A piece of Indiana history will soon travel the country.
Local and federal officials gathered at the Indianapolis International Airport Thursday to unveil a traveling mural exhibit commemorating Afghan evacuees’ time and experiences at Camp Atterbury.
Over 7,000 Afghan people were housed temporarily at the National Guard base near Edinburgh last year after Kabul fell to the Taliban. From September to January, they waited to begin new lives in America, undergoing rigorous health and safety screenings.
U.S. Rep. Andre Carson (D-Indianapolis) attended the event, saying the mural will serve as a reminder of “Hoosier hospitality” and America’s strength in diversity.

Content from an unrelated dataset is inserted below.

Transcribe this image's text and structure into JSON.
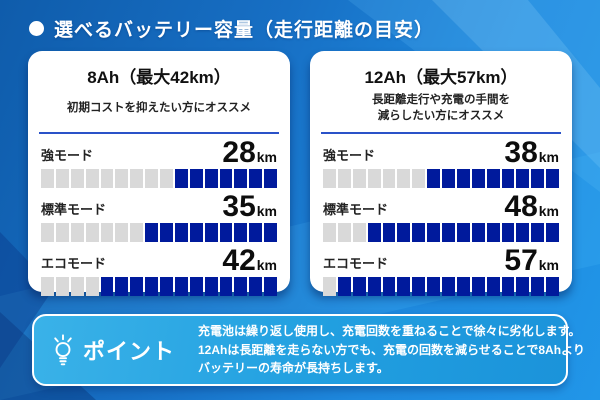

“This country should be a place where people of all backgrounds can escape oppression and begin a new life,” Carson said. “Your experience is the latest chapter of the American story.”
Titled “August 15,” the mural’s focal point is an abstract clock, which artist Tiffany Black said represents the waiting evacuees had to endure. August 15 was the day Kabul fell and Afghans’ lives were again changed forever.
Black partnered with two evacuees, Zainab Ahmadi and Fawzia Abdaly, to lead the project, which received contributions from 57 other evacuees. The experience provided respite and allowed them to process what they were going through.
“This mural is what remains as a record of their collective experiences, emotions and their hopes for the future,” Black said.
Black says the purpose of the exhibit is to shed light on the refugee crisis and raise funds for the people of Afghanistan.
The exhibit will be at the airport until May, when it will begin traveling the state. Black says it then will move to other states and then Canada, where Ahmadi and Abdaly have relocated.